4 de enero 2022. El Espectador

 

Colombia, cuarto día del año 2022. El cuaderno tiene 365 páginas. Dicen que las hojas vienen en blanco, pero no es cierto: traen tatuadas las emociones, ilusiones y decepciones de antes, las de siempre, las que no se leen, pero se sienten como caricias o como guijarros clavados en la historia del cuerpo.

Sin saber a qué horas, los pasos se volvieron huellas y nos convertimos en los mayores de la tribu. Somos piel tejida en un telar de hilos de plata y algodón, de miseria, amores y somnolencia. Somos la mezcla imperfecta de las memorias y el olvido, de conflictos, arte, respuestas a medias y raíces arrancadas de tajo en los desplazamientos. Somos un país de mil batallas, en el que se bailan carnavales y velorios con los pies descalzos y el rostro cubierto por velos negros y encajes rojos. Somos contradicciones, fuerza, agüeros, ciencia y conjuros. Somos sol y sombra de nosotros mismos; la version paralelo cero de las cuatro estaciones: en cada hojarasca, en los diluvios, en cada renacimiento –cuando la vida se atreve–, y en la sequía, cuando el reloj se cansa.

Tenemos tanta historia entre pecho y espalda que este 2022 no es un año nuevo: viene lleno de acuerdos incumplidos y promesas en veremos, y el mandato ético de romper por fin los círculos de la torpeza y la violencia. Afortunadamente nadie (ni dictador ni emporio) nos puede obligar a seguir cometiendo los mismos errores y a seguir cayendo en las mismas trampas. Podemos ser mejores de lo que hemos sido y liberarnos de preceptos anacrónicos, inútiles o perversos. De nosotros depende cambiar el rumbo de las brutalidades cometidas y que el pasado sea el libro que nos enseñe, y no el candado que nos encierre.
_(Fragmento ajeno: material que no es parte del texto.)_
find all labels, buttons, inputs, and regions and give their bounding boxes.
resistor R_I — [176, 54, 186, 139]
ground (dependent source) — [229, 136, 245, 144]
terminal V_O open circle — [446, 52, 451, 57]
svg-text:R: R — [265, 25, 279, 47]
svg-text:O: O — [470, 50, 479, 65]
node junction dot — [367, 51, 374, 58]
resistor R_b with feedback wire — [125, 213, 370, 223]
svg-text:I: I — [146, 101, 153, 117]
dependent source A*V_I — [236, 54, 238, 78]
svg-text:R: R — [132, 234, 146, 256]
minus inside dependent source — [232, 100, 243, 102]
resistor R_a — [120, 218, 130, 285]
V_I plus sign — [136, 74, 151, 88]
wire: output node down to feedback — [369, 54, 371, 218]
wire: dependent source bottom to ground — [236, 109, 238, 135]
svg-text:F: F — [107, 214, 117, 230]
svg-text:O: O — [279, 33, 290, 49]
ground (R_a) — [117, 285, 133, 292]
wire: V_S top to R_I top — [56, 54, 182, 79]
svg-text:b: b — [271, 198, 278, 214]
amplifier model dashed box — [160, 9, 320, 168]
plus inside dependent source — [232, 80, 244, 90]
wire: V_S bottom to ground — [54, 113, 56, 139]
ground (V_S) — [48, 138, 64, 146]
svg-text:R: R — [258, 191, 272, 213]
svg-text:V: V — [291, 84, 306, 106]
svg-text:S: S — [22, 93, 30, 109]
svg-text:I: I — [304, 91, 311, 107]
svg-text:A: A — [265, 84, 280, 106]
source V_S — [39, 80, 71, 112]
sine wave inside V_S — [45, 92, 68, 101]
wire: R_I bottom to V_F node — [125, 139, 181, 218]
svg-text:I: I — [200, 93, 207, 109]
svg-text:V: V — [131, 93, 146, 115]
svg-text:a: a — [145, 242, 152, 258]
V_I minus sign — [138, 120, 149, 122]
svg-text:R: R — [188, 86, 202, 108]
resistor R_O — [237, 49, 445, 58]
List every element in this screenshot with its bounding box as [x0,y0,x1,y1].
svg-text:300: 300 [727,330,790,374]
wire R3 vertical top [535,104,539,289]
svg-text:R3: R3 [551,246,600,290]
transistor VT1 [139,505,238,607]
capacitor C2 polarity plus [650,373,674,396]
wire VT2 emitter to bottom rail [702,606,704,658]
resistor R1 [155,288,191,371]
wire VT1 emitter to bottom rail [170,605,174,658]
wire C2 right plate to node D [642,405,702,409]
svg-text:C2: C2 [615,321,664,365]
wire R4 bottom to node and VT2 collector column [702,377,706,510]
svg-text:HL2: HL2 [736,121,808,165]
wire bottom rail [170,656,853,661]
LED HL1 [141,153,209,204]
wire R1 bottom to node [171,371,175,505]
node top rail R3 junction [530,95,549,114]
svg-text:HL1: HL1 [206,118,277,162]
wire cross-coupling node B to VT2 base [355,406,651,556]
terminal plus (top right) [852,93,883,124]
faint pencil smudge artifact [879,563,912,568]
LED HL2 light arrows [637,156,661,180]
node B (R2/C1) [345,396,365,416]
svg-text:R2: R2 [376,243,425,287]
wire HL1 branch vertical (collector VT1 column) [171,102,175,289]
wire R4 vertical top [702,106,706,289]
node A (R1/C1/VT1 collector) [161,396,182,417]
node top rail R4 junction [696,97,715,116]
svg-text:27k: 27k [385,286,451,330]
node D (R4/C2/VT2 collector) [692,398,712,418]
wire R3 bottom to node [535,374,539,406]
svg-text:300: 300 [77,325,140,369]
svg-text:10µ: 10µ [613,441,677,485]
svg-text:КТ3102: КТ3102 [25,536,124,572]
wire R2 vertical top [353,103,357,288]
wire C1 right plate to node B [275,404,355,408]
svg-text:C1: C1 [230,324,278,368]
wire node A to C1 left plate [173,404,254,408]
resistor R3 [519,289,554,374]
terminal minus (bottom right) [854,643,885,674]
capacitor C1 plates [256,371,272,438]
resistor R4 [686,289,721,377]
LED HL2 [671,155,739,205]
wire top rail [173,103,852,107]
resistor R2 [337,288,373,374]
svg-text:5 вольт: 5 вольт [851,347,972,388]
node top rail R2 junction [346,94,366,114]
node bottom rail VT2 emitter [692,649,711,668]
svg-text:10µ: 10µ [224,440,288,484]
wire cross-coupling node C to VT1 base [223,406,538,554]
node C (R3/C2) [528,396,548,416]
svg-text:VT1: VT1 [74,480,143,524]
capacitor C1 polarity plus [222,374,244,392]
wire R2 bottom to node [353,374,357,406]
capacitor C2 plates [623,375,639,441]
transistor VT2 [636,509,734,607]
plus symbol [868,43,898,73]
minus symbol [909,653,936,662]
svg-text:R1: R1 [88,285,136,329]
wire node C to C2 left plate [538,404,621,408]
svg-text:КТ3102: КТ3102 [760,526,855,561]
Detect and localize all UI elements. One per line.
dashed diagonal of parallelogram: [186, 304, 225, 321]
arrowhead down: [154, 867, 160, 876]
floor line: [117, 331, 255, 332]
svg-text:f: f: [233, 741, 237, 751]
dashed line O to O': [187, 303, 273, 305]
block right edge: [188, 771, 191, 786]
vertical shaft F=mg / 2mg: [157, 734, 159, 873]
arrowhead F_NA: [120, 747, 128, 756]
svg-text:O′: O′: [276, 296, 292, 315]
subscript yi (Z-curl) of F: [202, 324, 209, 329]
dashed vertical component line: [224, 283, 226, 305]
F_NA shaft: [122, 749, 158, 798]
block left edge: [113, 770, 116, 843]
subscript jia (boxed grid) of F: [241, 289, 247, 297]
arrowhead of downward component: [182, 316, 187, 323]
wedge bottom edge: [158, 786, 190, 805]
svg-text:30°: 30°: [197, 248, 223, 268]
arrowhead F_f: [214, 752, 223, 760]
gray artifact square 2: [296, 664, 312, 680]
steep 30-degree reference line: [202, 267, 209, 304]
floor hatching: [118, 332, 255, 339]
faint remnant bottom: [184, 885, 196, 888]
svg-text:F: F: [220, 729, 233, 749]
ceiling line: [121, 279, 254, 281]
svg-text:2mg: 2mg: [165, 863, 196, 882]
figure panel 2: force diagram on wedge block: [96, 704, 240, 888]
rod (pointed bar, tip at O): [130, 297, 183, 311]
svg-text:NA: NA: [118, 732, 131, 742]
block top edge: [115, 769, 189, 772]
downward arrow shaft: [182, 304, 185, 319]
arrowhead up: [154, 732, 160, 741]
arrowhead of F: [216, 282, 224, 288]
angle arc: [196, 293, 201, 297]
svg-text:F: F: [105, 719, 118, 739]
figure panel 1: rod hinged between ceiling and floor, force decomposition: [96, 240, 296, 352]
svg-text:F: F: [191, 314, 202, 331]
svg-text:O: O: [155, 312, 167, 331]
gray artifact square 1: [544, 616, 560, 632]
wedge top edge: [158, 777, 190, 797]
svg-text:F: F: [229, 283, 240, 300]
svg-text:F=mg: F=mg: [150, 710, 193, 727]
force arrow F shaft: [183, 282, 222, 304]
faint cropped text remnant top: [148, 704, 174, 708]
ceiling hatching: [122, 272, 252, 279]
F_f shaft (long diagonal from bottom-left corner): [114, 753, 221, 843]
Voy por la mitad de la columna… mejor dicho voy por una carretera pequeña, llena de verde y de trópico, cuando me llega una llamada cargada de tristeza, de impotencia, de ese punto inexorable de no retorno: Santiago Patiño, mi primo y amigo del alma, murió hacia las tres de la tarde en un hospital cerca a Nueva York. Se fue con su mitad de la luna, con su guitarra y su alma buena; se llevó esa sonrisa con la que tantas veces fuimos cómplices de la vida, y me dejó los abrazos dados, siempre llenos de verdad y sentido. Habíamos hablado hace poco, el día de Acción de Gracias, y repasamos cada triunfo del cariño, cada encrucijada salvada por la dulce compañía. No sabíamos que en unos días él enfermaría gravemente y nunca volveríamos a vernos. No presentimos que tan demasiado pronto la muerte volvería a tocar la puerta de la familia y del corazón.

Sigo por la carretera, pero la voz se me cierra como si alguien estuviera corriendo una cortina de piedra; ninguna palabra me sirve para describir lo que siento. Santiago es el primero de nuestra generación que va a encontrarse con nuestros papás y nuestros abuelos.

Llego a donde mis primas, casi mis hermanas, y nos abrazamos como si necesitáramos volver a nacer; mejor dicho, como prometiéndonos en silencio que nunca nos vamos a abandonar.

Poco a poco el cielo va cambiando de color; sigue siendo azul intenso, pero ahora ilumina aún más. Las nubes se ven rosadas y amarillas, se reflejan en el espejo del agua, y siento que se vistieron así para recibir a un hombre que desbordaba ternura.

Perdónenme los lectores: cada día es más urgente dedicarle los próximos 12 meses a ponerle punto final a la violencia y otros demonios. Pero hoy la nostalgia se adueñó de las palabras. Descansa en Paz, mi entrañable Santi.